Verificou-se uma dismetria de +1cm do membro inferior operado, propositado
atendendo a idade do doente. O doente desenvolveu complicações minores como
infeções superficiais dos locais de implantação dos pins dos fixadores
externos, que foram tratadas com antibioterapia oral. O doente apresenta uma
mobilidade completa da anca, joelho, tornozelo e pé do membro inferior direito.
A criança realiza todas as actividades da sua vida diária, incluindo a prática
desportiva, apenas com ligeiras limitações. Radiologicamente observou-se a
presença de uma ponte óssea com boa viabilidade, tanto a nível do fémur como da
tíbia (Figura_6). Verificou-se um agravamento ligeiro do valgismo do joelho
direito já presente previamente a intervenção cirúrgica.
Figura_6
DISCUSSÃO
A hemimelia peroneal tem um largo espectro de apresentações clínicas que pode
variar desde de um ligeiro encurtamento do membro inferior até dismetrias
severas atingido os 17 cm, associado a deformidades dos outros segmentos ósseos
adjacentes, como deformidades em valgo da tíbia ou do tornozelo, alterações
congénitas do pé e ainda hipoplasias femorais. Encontram-se descritas na
literatura numerosas opções de tratamento. No passado, as amputações,
preconizadas por Syme e Both[9, 10], representavam o tratamento mais comum. Os
resultados eram aceitáveis nas formas de hemimelia peroneal mais severas. Os
procedimentos de alongamento dos membros tiveram o aumento de popularidade nos
últimos tempos devido ao avanço significativo das técnicas cirúrgicas assim
como do melhor entendimento dos padrões biomecânicos e biológicos da entidade
clínica apresentada. É possível actualmente obter um alongamento de 7 a 10 cm
na tíbia e até 17 cm no fémur. O alongamento do membro inferior atingido num
contexto de hemimelia paraxial completa intercalar encontrase associado a um
número elevado de complicações, tais como infeções superficiais dos pinos do
fixador externo, casos de osteomielite, fracturas da área de crescimento ósseo
ou ainda deformidades angulares dos segmentos adjacentes que podem condicionar
novas intervenções cirúrgicas. No âmbito de evitar mais um procedimento
cirúrgico e perante um quadro de dismetria marcada de todo o membro inferior,
tanto a custo do fémur como da tíbia, os autores optaram pelo recurso a dois
fixadores externos para o alongamento simultâneo dos dois ossos atingidos.

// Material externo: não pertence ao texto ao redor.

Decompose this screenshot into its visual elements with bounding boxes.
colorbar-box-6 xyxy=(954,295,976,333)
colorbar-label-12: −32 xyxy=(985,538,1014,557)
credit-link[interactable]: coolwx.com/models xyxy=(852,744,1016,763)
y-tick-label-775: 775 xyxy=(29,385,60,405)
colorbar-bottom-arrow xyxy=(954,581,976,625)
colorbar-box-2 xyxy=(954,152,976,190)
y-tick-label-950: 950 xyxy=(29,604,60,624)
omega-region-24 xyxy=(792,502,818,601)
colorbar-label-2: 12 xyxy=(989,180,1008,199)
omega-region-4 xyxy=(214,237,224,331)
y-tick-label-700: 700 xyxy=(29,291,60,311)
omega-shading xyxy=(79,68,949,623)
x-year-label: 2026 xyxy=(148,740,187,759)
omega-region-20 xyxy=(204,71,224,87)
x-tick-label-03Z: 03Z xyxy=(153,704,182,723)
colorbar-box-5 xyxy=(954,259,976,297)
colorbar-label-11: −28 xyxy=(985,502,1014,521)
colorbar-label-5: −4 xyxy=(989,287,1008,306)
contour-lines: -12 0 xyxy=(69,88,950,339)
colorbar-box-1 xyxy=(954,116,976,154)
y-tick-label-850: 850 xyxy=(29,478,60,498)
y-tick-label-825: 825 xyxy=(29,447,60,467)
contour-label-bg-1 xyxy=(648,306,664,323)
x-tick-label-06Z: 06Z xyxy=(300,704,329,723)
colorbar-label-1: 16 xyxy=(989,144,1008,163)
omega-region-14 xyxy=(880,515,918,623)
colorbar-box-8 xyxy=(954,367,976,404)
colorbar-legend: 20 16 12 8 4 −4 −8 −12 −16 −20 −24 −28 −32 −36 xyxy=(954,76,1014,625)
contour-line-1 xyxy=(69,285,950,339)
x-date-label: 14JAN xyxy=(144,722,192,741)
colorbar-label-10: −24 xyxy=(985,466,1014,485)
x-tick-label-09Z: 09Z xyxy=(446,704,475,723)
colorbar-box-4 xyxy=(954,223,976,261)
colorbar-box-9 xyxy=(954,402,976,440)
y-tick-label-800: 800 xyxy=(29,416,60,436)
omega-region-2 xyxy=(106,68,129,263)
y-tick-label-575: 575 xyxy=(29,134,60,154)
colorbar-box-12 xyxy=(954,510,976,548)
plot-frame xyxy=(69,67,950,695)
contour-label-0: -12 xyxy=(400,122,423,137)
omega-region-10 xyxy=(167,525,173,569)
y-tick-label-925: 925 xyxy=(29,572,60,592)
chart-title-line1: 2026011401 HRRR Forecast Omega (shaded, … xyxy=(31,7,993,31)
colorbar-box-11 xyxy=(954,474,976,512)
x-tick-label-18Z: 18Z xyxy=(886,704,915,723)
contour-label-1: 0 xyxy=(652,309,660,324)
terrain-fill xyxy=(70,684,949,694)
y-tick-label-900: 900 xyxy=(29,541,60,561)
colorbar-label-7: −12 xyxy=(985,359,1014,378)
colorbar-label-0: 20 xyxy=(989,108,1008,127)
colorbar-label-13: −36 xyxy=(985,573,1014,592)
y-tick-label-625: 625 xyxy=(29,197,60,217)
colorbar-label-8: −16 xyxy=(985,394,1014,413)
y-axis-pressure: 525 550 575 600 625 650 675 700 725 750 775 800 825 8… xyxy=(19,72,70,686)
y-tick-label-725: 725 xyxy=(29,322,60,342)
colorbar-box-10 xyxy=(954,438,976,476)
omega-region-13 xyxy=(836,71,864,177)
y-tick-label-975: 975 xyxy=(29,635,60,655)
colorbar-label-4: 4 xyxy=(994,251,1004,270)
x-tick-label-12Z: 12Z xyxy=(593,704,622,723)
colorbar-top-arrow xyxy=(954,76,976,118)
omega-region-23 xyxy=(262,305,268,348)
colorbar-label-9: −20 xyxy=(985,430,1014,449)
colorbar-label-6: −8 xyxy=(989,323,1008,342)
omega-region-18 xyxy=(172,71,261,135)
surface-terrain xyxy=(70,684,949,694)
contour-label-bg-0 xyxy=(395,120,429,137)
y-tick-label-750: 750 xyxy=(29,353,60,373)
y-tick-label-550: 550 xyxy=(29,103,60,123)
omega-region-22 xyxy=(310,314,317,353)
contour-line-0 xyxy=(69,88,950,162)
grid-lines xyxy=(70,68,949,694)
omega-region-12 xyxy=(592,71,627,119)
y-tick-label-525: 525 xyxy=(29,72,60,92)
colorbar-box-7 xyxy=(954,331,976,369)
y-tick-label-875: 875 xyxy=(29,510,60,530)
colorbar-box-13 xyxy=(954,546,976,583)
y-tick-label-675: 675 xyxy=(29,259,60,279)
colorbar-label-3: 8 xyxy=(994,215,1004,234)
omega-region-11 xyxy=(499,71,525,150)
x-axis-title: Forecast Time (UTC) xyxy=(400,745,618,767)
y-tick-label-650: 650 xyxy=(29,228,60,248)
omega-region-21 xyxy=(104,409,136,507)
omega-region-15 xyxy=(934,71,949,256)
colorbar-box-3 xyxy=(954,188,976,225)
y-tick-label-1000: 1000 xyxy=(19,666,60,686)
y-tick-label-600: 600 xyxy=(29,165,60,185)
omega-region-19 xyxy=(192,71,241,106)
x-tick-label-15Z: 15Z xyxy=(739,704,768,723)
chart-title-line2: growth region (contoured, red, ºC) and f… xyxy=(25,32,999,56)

Radiologicamente verificou-se a formação de regenerado ósseo de boa qualidade e
um ligeiro agravamento do valgismo inicial do joelho direito[11]. Os cuidados
contínuos de fisioterapia foram importantes para a preservação da mobilidade e
função das articulações adjacentes assim como a força muscular do membro
inferior.
CONCLUSÃO
As crianças portadoras de hemimelia peroneal necessitam geralmente de numerosas
intervenções cirúrgicas para correção da própria doença e das suas sequelas. Os
autores apresentaram um caso clínico de sucesso, no qual realizaram um
alongamento simultâneo da tíbia e do fémur, no âmbito de tentar reduzir o
número de intervenções cirúrgicas a que esta criança poderá ser submetida,
assim como de optimizar o crescimento do membro inferior a custa dos dois
principais ossos longos que o compõem. No entanto, mesmo com o avanço das
técnicas cirúrgicas e com um melhor conhecimento das características desta
deformidade congénita, um número considerável de malformações persistentes
tendem em manter-se após o tratamento. Os pais da criança devem de ser
instruídos previamente das expectativas colocadas, de forma a poder entender a
necessidade de novas intervenções cirúrgicas. Os autores concluem que o
alongamento simultâneo da tíbia e do fémur num doente com hemimelia paraxial
completa intercalar pode ser uma boa solução cirúrgica para resolução de uma
dismetria marcada do membro atingido.